「太る」という言葉に対する感覚の違いがSNS上で大きな注目を集めている。きっかけになったのはかきさん(@kaki___oO)の

「久しぶりに会ったベトナム人の子に『めっちゃ太ったね!すごく可愛くなった!』って言われたの。これね、うまく言えないけど日本もこういう国になれば良いのにって思った。」という投稿。

たしかに痩せていることが美の条件だと絶対視する日本人の感覚は先進諸国の中でも珍しいようだ。アフリカや南洋諸島ではより太っていることが美の証明であるという国もあるという。かきさんの投稿に対し、SNSユーザー達からは

「随分昔に祖母に太ったなぁって言われて内心えっ!?って思って、よくよく聞いてみると身長が伸びて大きくなったなぁって意味だった 方言かどうなのかわからないけどポジティブな意味で使っていたのは間違いない」
「『痩せたら可愛いのに』と、太っている時期が多い私は何回言われたか....『早く痩せて彼氏作んなよ!』とか、本人あまり悪気なさそうだけど今の私をすごく否定してるって気付かないかな?と思います」
「かきさんの言いたいこと、よく分かります。私は拒食症を経験しているので日本もこのような国になって欲しいと思います。何も知らないで一瞬だけ見て叩く人の意味がわかりません。考え直して欲しいです…あと、あのような考えができるお友達の方、本当に素敵な方ですね!」
「ベトナムには素敵な言葉があります 『béo xinh(ベオシン)』ぽっちゃりしてて可愛いという意味です」
など数々の共感の声が寄せられている。

投稿者に聞いた

かきさんにお話をうかがってみた。

ーーこの言葉をお聞きになった際のご感想をあらためてお聞かせください。

かき:素直に嬉しかったです。私は過去に診断はされていないものの摂食障害といわれる精神の病気に近いものになりました。そのうちの一つの拒食症で、ダイエットをきっかけに食べることが悪と感じるようになり、身長160cmで体重が35Kgまで落ちました。体重が増えることがすごく悪いことだと感じていたため、太ることがすごく怖かったです。少しでも食べたらいつもより多く運動したり、次の日断食をしていました。

この病気を克服してきてから容姿を褒められることが多くなりましたが、その大きな理由は太ったことだと考えています。ですが、おそらく日本人はそれに気が付いても太って可愛くなったとは言いません。「太った」という言葉が悪口だと感じる方が多いのだと思います。私のように精神的に太ることが怖い方や体質的に太れなくて悩んでいる方もいる中で、太るという言葉は果たして必ずしも悪口になるのかと考えるようになりました。
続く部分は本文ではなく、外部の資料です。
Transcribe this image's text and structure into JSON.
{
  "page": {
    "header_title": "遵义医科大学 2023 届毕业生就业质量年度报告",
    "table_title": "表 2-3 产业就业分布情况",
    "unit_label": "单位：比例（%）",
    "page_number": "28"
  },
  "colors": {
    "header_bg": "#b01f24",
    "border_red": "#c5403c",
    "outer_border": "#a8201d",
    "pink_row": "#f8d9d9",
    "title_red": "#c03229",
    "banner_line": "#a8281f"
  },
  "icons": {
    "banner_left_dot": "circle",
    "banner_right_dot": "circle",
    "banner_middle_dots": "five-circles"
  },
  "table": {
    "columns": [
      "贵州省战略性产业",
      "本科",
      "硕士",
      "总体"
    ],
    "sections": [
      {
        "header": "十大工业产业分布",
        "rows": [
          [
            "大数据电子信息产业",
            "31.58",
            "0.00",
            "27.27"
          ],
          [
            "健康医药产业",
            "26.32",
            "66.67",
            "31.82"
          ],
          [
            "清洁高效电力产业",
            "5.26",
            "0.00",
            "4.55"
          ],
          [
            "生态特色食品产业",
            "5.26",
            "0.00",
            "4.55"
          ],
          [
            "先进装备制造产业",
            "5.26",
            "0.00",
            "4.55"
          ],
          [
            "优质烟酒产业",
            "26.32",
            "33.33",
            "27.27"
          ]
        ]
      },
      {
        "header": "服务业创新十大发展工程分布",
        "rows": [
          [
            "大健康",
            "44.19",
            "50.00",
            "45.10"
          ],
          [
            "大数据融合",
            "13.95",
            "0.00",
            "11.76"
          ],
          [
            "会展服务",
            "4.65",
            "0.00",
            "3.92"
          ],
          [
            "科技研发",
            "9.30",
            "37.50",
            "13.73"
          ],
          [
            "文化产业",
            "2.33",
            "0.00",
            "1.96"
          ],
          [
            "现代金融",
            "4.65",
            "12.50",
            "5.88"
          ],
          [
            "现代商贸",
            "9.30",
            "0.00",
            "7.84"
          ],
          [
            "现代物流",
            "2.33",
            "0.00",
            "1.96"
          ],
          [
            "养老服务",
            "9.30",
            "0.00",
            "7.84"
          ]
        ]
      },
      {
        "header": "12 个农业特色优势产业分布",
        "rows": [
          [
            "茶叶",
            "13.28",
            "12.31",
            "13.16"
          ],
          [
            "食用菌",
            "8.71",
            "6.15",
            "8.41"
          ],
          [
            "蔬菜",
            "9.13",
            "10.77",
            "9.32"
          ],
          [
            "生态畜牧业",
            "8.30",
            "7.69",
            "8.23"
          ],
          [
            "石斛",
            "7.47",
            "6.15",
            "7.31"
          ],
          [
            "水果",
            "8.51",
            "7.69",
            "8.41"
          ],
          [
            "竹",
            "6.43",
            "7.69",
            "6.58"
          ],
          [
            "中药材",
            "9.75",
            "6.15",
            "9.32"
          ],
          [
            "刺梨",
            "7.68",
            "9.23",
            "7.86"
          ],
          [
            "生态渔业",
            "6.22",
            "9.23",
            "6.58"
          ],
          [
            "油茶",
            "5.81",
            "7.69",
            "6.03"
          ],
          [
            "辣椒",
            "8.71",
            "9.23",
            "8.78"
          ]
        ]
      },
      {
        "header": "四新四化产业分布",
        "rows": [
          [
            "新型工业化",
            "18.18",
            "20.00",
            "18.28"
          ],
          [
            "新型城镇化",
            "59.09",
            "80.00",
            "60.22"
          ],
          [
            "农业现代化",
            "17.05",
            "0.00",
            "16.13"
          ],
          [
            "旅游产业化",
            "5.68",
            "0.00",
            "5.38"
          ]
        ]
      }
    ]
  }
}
ーー「太ってる=可愛い」というベトナムの感覚についてご感想をお聞かせください。

かき:たまたま今回話した友人がベトナム人だっただけで、他の国でも言えることだと思うのですが、日本人は「痩せる=正義」だと思いすぎる節があると考えています。ハワイに留学していた際も、ホームステイ先のホストファミリーが日本人は痩せすぎだと言っていました。

SNSでの引用リツイートでも「太ってると言ってもグラマラスでしょう?」という国があったり、発展途上国では痩せている人が貧乏、太ってる人が裕福であるという認識があることもあり、太っているということが必ずしも悪口ではないと感じます。話した友人は、正直まだ日本語が完璧ではありません。健康的になった私の体をどうにか誉めようとして引き出した言葉が「太った」という言葉だっただけなのかもしれません。ですが私は太るという言葉がネガティブな意味だけではないと気付かされました。

ーーこれまでのSNSの反響へのご感想をお聞かせください。

かき:正直、伝えたいことが伝わっていない人が多かったですし、今回の拡散のされ方事態が「太るという言葉がネガティブだ」という日本人の認識を物語っているように感じました。

そして、引用リツイートにひとつ悪口がついた途端、悪口が続いたことも人間の集団心理を感じました。そもそも私の伝えたいことが理解できる人はだいたいコメントせずいいねを押してくださるだけだと考えます。いいねの数と悪口の数を照らし合わせてもいいねの方が多いので、必死に反論している方々が馬鹿みたいだと思いながら見ていました。リプやDMでも「かきさんの言いたいことは伝わっている、気にしなくて良い」との温かいメッセージもいただいていて、伝わる方には伝わるのになぁと感じました。全員の共感を得られることは難しいですが、見ず知らずのSNS上の人を傷つけるような人間にはなりたくないと改めて感じました。

◇ ◇

結局のところ美の基準は人それぞれ。多少の体重の多寡を気に病まなくて済むような、寛容でプレッシャーの少ない社会になってくれることを願うばかりだ。